Mais um para a conta

Não há dúvidas que Woody Allen é um dos maiores ícones do cinema. O diretor e roteirista de 80 anos é recordista de indicações ao Oscar e tem uma legião enorme de fãs que admiram a sua assinatura única em seus roteiros. Raramente um filme do nova-iorquino decepciona. Mesmo que alguns sejam meio fracos, seus filmes ainda assim preservam as suas características principais e fazem com que o ingresso não seja dinheiro jogado fora.

Desde que começou a fazer cinema, lá no início da década de 70, o diretor manteve a impressionante façanha de lançar um filme por ano, todos escritos por ele. Um hábito desses que consiga manter um certo nível de qualidade é algo muito difícil de se atingir, mas com personalidade, Woody Allen conseguiu driblar as críticas, fazendo com que seus filmes sejam assistidos apenas com o peso de seu nome. Mas é claro que, com essa carga de trabalho intelectual, algumas obras não ficarão tão boas. Esse é o caso do seu trabalho mais recente, “Café Society”.

Existem algumas fases bem nítidas da longa carreira de Woody Allen e, aparentemente, uma nova fase começou com seus últimos 3 filmes. Nessa nova parte, o diretor assumiu uma posição um pouco saudosista, fazendo filmes levemente cômicos que não irão marcar sua história como grandes obras, mas serão usados para puro entretenimento e distração. “Café Society” é mais um filme que passará batido, mas que vai servir para tapar o buraco daquela tarde chuvosa sem nada para fazer.

O filme distrai, mas tem dois aspectos que incomodam um pouco. O primeiro é um roteiro que, por mais que tenha o selo de qualidade Woody Allen, conta uma história vazia que leva nada a lugar nenhum. É uma história bobinha sem a profundidade que esperamos do diretor, mas que pelo menos não perde as oportunidades de nos presentear com o seu humor inteligente quando é conveniente.

O segundo ponto foi a escolha fraca do elenco. Os atores agraciados com o privilégio de trabalhar com Woody Allen esse ano trabalharam com competência, mas não se encaixaram nos personagens selecionados. Jesse Eisenberg poderia ser um grande intérprete dos clássicos protagonistas dos filmes do diretor, mas a sua irritante falta de carisma o impede de voar tão alto. Kristen Stewart foi a musa eleita da vez, mas pelos mesmos motivos de Eisenberg, ficou completamente desajustada em seu papel. O que mais sofre, e dessa vez sem culpa, é Steve Carell, chamado de última hora para substituir Bruce Willis, que abandonou o projeto. Foi uma substituição que não funcionou muito bem, já que o papel interpretado por Carell cairia como uma luva em Willis, que tem pouquíssimas características em comum com o eterno Michael Scott.
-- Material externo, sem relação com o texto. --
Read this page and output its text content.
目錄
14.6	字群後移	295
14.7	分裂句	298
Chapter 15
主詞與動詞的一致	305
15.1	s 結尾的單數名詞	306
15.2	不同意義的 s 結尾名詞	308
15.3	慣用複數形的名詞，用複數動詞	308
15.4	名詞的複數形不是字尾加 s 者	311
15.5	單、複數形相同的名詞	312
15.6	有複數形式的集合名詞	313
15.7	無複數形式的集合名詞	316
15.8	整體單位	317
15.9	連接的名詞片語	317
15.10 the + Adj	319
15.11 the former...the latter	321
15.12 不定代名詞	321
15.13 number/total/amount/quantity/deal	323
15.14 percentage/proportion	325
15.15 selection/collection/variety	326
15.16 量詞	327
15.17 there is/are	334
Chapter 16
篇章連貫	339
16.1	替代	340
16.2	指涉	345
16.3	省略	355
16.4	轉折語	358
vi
O filme mata aquela saudade anual que temos do diretor, mas infelizmente não temos a chance de ver Woody Allen no brilho. É bem possível que não voltaremos a vê-lo já que o cineasta já está ficando velho e a aposentadoria não parece estar tão distante. No entanto, nem tudo está perdido. No final do mês teremos a chance de ver a estréia do diretor na nova era da televisão. No dia 30, Woody Allen lançará a série “Crisis in six scenes”, produzido pela Amazon, em que ele atua, escreve e dirige. Já tem trailer na internet e, pelo que podemos ver, talvez seja aqui que nos reencontraremos com o bom e velho Woody Allen.